A perte de vue, une route désespérément droite ondule sur un haut plateau tibétain. Un camionneur conduit son chargement de paille et de ravitaillement. Il a l’allure ébouriffée d’un baroudeur punk, habillé de cuir tel une rockstar tibétaine, lunettes de soleil sur le nez, collier d’ambre au cou, bague massive au doigt, et écoute « O Sole Moi » en version tibétaine sur une cassette fatiguée. Un bruit sourd sous les roues. Il vient de percuter un mouton dans un paysage sans la moindre trace de vie. Chargé sur le siège du passager, le mouton va devoir céder la place à un marcheur aux allures de mendiant, un poignard au manche d’argent à la ceinture. En fait, un homme de la région du Kham, depuis dix ans à la poursuite du meurtrier de son père qu’il cherche à venger. Voilà donc le camionneur reparti avec deux âmes en quête de rédemption : le mouton écrasé dont il va vouloir aider la conscience à franchir les étapes de la transmigration et l’auto-stoppeur en quête de la vengeance qu’exige sa tradition. Les hommes se séparent, chacun vers sa mission. En quittant le camion, l'étranger révèle qu’il s’appelle Jinpa.

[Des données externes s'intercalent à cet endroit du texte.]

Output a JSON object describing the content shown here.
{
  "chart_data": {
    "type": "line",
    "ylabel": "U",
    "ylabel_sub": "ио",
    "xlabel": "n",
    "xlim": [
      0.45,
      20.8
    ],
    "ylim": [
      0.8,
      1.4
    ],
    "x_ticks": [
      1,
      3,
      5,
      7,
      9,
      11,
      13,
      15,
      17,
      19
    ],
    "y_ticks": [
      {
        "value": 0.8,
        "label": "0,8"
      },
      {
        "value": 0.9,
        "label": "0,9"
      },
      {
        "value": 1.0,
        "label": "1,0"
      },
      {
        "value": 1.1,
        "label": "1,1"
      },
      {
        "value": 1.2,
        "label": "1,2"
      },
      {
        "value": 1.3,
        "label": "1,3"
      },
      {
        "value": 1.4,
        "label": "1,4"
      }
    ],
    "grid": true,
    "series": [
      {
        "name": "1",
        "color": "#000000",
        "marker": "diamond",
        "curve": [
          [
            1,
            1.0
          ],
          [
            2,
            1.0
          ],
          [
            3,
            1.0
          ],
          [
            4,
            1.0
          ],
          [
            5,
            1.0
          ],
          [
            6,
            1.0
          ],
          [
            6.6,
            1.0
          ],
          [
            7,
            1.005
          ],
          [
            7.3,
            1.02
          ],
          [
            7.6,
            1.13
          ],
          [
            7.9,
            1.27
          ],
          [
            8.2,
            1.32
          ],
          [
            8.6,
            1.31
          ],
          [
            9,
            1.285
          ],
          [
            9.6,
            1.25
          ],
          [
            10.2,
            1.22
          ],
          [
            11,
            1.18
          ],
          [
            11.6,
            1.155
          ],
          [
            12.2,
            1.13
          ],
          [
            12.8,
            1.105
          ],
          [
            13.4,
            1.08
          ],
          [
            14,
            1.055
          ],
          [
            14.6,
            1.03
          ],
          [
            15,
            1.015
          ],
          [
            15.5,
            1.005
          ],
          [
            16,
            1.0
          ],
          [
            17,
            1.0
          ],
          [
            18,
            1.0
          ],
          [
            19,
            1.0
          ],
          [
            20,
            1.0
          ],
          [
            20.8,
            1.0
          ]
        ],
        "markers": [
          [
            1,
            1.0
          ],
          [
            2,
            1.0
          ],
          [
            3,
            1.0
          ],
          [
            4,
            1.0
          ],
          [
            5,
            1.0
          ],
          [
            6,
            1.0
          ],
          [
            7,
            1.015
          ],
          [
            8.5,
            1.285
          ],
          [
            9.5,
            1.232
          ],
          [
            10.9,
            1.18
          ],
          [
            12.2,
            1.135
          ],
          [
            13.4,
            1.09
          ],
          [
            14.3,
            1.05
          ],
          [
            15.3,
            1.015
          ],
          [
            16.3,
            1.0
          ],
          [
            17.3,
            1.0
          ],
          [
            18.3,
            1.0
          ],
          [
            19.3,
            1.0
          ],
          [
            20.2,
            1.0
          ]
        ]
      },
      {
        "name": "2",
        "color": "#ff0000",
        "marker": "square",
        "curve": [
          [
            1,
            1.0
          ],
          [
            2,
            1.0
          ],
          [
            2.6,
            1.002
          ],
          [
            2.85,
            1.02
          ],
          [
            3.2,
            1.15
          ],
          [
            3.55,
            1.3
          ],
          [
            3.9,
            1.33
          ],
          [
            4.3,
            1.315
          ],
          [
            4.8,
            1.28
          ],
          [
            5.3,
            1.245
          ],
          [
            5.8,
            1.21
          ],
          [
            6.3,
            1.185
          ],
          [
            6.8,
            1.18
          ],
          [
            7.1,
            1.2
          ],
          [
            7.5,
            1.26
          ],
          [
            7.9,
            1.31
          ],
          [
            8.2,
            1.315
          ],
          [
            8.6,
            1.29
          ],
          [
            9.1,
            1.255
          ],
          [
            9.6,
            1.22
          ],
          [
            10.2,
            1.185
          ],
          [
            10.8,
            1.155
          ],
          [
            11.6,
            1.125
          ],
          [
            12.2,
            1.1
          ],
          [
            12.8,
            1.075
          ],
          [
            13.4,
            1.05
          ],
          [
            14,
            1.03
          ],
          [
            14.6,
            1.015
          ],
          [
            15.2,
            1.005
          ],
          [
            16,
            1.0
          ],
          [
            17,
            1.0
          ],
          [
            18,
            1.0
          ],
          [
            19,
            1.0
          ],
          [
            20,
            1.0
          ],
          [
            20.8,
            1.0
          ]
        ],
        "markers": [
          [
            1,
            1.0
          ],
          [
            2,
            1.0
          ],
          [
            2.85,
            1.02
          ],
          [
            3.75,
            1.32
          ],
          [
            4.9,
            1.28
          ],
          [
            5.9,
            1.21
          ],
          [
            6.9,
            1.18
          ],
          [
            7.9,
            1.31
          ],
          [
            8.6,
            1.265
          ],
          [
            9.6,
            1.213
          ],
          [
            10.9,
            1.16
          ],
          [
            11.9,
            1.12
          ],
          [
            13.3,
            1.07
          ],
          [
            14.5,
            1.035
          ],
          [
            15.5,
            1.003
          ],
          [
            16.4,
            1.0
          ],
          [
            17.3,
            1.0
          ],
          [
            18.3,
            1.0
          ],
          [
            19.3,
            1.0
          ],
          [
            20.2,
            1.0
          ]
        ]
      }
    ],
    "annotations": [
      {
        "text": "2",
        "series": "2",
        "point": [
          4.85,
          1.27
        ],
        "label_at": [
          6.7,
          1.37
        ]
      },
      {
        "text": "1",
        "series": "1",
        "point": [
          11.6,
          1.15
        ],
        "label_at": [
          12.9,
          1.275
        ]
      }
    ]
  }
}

Comme le chauffeur.
Le film que le titre français présente comme un conte, va désormais osciller entre réel et surréel, et l’on ne va jamais être vraiment sûr de ce que l’on voit dans cette sorte de fable bouddhiste fondée sur l’illusion. Des scènes se reproduisent dans des temporalités distinctes. Tout cela n’est-il qu’un rêve? s'agit-il de souvenirs de vies antérieures, ou d'univers parallèles?
Nous ne nous aventurerons pas plus loin dans l’exégèse. Il faut sans doute des clés de compréhension culturelle pour prendre la mesure de la profondeur du récit. Mais sans être connaisseur des croyances bouddhistes, cela n’empêche le film de Pelma Tseden de séduire et captiver pour son mystère même et son ambiance particulière.

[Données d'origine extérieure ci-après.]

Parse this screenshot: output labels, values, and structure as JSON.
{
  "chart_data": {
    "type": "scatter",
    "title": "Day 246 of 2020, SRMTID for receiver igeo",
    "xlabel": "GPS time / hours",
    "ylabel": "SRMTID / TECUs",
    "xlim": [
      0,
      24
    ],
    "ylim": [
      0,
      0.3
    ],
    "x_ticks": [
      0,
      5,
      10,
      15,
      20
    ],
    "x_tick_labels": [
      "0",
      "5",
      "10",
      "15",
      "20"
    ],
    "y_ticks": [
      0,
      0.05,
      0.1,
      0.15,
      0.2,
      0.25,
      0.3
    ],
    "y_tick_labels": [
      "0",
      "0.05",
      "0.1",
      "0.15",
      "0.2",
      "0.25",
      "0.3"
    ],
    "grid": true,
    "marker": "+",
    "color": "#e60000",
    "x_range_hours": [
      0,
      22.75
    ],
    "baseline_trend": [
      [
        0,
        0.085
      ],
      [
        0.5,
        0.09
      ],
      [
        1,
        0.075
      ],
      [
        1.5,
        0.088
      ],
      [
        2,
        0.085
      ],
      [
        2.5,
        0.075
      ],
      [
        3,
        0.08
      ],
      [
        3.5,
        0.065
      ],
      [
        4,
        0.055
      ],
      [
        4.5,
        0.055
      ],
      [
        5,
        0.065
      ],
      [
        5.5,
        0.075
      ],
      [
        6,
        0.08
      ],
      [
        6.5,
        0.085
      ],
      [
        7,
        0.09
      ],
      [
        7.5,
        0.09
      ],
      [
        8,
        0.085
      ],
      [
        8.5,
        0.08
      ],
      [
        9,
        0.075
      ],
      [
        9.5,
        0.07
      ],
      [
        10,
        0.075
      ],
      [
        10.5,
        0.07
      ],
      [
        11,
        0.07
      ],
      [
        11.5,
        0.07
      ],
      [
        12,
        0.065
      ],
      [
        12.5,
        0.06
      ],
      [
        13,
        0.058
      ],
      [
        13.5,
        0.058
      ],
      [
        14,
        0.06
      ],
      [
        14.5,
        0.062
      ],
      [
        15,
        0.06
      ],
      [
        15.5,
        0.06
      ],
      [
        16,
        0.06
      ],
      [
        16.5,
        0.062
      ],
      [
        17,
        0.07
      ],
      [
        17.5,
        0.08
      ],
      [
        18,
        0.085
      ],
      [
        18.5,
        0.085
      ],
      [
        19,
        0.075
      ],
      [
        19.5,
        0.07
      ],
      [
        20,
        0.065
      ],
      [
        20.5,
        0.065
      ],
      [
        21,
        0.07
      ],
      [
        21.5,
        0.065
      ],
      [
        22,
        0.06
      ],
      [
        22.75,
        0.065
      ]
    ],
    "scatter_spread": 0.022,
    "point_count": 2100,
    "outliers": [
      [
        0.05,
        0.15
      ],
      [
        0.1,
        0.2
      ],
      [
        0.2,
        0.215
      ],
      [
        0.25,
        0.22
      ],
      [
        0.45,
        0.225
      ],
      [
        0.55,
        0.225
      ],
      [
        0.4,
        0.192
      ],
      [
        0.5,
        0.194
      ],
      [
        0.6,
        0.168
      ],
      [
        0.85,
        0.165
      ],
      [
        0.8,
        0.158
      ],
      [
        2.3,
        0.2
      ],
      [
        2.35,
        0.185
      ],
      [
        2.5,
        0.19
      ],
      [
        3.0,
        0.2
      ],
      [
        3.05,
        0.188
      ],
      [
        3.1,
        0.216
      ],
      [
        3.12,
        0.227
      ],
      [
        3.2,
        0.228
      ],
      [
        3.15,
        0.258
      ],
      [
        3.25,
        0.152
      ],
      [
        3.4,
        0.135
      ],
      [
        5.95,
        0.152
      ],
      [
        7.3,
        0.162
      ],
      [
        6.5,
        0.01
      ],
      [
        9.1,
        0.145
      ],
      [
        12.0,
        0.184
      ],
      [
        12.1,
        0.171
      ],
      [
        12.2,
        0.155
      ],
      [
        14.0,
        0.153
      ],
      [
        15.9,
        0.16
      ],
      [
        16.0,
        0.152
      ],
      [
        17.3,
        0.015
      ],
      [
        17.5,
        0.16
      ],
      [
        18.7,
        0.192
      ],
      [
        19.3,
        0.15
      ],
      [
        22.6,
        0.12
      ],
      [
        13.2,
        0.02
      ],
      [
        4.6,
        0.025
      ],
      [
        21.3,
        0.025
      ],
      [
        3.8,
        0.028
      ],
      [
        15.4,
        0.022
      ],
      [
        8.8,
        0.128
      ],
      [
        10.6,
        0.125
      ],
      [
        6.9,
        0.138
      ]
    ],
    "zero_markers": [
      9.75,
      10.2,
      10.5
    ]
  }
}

D’une durée d’à peine une heure et demie, Jinpa est un film lent, qui prend à juste titre le temps de dérouler posément son récit, accordant du poids à chaque détail, chaque mot ou geste. Le scénario agit comme un koan zen, posant une question sans réponse qui oblige le spectateur à réfléchir sur la question plutôt qu'à trouver la réponse. Ainsi que dit le proverbe tibétain placé en exergue :
« Si je te raconte mon rêve, tu pourras l’oublier ;
si j’agis selon mon rêve, sans doute t’en souviendras-tu ;
mais si je te fais participer, mon rêve devient aussi ton rêve. »


Pema Tseden parsème son récit d’indices pour que le spectateur trouve et interprète ce qui s’y passe. Il joue aussi de l’image avec des teintes irréelles, des passages au noir et blanc aux contours flous qui situent le film aux marges de la conscience et du songe.

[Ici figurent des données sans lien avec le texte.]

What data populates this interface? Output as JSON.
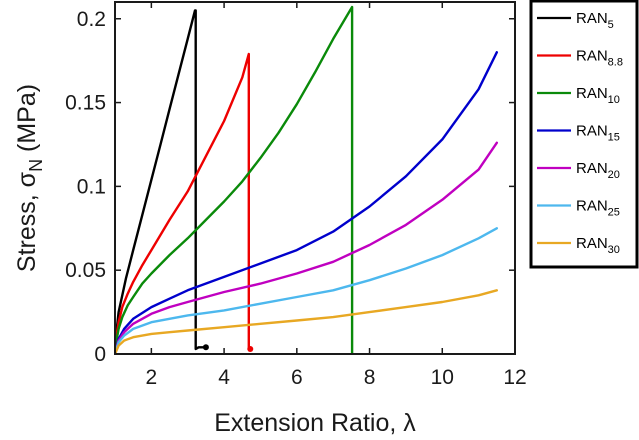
{
  "chart_data": {
    "type": "line",
    "xlabel": "Extension Ratio, λ",
    "ylabel": "Stress, σ",
    "ylabel_sub": "N",
    "ylabel_unit": " (MPa)",
    "xlim": [
      1,
      12
    ],
    "ylim": [
      0,
      0.21
    ],
    "xticks": [
      2,
      4,
      6,
      8,
      10,
      12
    ],
    "yticks": [
      0,
      0.05,
      0.1,
      0.15,
      0.2
    ],
    "ytick_labels": [
      "0",
      "0.05",
      "0.1",
      "0.15",
      "0.2"
    ],
    "grid": false,
    "legend_position": "outside-right-top",
    "series": [
      {
        "name": "RAN",
        "sub": "5",
        "color": "#000000",
        "x": [
          1,
          1.05,
          1.1,
          1.2,
          1.3,
          1.5,
          1.75,
          2.0,
          2.25,
          2.5,
          2.75,
          3.0,
          3.2,
          3.22,
          3.22,
          3.3,
          3.5
        ],
        "y": [
          0,
          0.015,
          0.025,
          0.035,
          0.045,
          0.062,
          0.083,
          0.104,
          0.125,
          0.146,
          0.167,
          0.188,
          0.205,
          0.205,
          0.003,
          0.004,
          0.004
        ]
      },
      {
        "name": "RAN",
        "sub": "8.8",
        "color": "#ee0000",
        "x": [
          1,
          1.05,
          1.1,
          1.2,
          1.35,
          1.5,
          1.75,
          2.0,
          2.5,
          3.0,
          3.5,
          4.0,
          4.5,
          4.68,
          4.68,
          4.72
        ],
        "y": [
          0,
          0.012,
          0.019,
          0.028,
          0.036,
          0.043,
          0.053,
          0.062,
          0.08,
          0.097,
          0.118,
          0.139,
          0.165,
          0.179,
          0.003,
          0.003
        ]
      },
      {
        "name": "RAN",
        "sub": "10",
        "color": "#0a8a0a",
        "x": [
          1,
          1.05,
          1.1,
          1.2,
          1.35,
          1.5,
          1.75,
          2.0,
          2.5,
          3.0,
          3.5,
          4.0,
          4.5,
          5.0,
          5.5,
          6.0,
          6.5,
          7.0,
          7.52,
          7.52
        ],
        "y": [
          0,
          0.009,
          0.015,
          0.022,
          0.029,
          0.034,
          0.042,
          0.048,
          0.059,
          0.069,
          0.08,
          0.091,
          0.103,
          0.117,
          0.132,
          0.149,
          0.168,
          0.188,
          0.207,
          0
        ]
      },
      {
        "name": "RAN",
        "sub": "15",
        "color": "#0000cc",
        "x": [
          1,
          1.1,
          1.25,
          1.5,
          2.0,
          2.5,
          3.0,
          4.0,
          5.0,
          6.0,
          7.0,
          8.0,
          9.0,
          10.0,
          11.0,
          11.5
        ],
        "y": [
          0,
          0.009,
          0.015,
          0.021,
          0.028,
          0.033,
          0.038,
          0.046,
          0.054,
          0.062,
          0.073,
          0.088,
          0.106,
          0.128,
          0.158,
          0.18
        ]
      },
      {
        "name": "RAN",
        "sub": "20",
        "color": "#c000c0",
        "x": [
          1,
          1.1,
          1.25,
          1.5,
          2.0,
          2.5,
          3.0,
          4.0,
          5.0,
          6.0,
          7.0,
          8.0,
          9.0,
          10.0,
          11.0,
          11.5
        ],
        "y": [
          0,
          0.008,
          0.013,
          0.018,
          0.024,
          0.028,
          0.031,
          0.037,
          0.042,
          0.048,
          0.055,
          0.065,
          0.077,
          0.092,
          0.11,
          0.126
        ]
      },
      {
        "name": "RAN",
        "sub": "25",
        "color": "#4db8ee",
        "x": [
          1,
          1.1,
          1.25,
          1.5,
          2.0,
          2.5,
          3.0,
          4.0,
          5.0,
          6.0,
          7.0,
          8.0,
          9.0,
          10.0,
          11.0,
          11.5
        ],
        "y": [
          0,
          0.007,
          0.011,
          0.015,
          0.019,
          0.021,
          0.023,
          0.026,
          0.03,
          0.034,
          0.038,
          0.044,
          0.051,
          0.059,
          0.069,
          0.075
        ]
      },
      {
        "name": "RAN",
        "sub": "30",
        "color": "#e8a823",
        "x": [
          1,
          1.1,
          1.25,
          1.5,
          2.0,
          2.5,
          3.0,
          4.0,
          5.0,
          6.0,
          7.0,
          8.0,
          9.0,
          10.0,
          11.0,
          11.5
        ],
        "y": [
          0,
          0.005,
          0.008,
          0.01,
          0.012,
          0.013,
          0.014,
          0.016,
          0.018,
          0.02,
          0.022,
          0.025,
          0.028,
          0.031,
          0.035,
          0.038
        ]
      }
    ],
    "endpoint_markers": [
      {
        "series": 0,
        "x": 3.5,
        "y": 0.004
      },
      {
        "series": 1,
        "x": 4.72,
        "y": 0.003
      }
    ]
  }
}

Le film vaut pour ses qualités scénaristiques et d’interpellation. C’est aussi un superbe spectacle visuel remarquablement filmé. Picturalité des scènes de taverne à la manière de Brueghel ou du Caravage; paysages monochromes d’une très grande beauté aux allures kiarostamiennes, où se confondent les surfaces de la terre et du ciel infini.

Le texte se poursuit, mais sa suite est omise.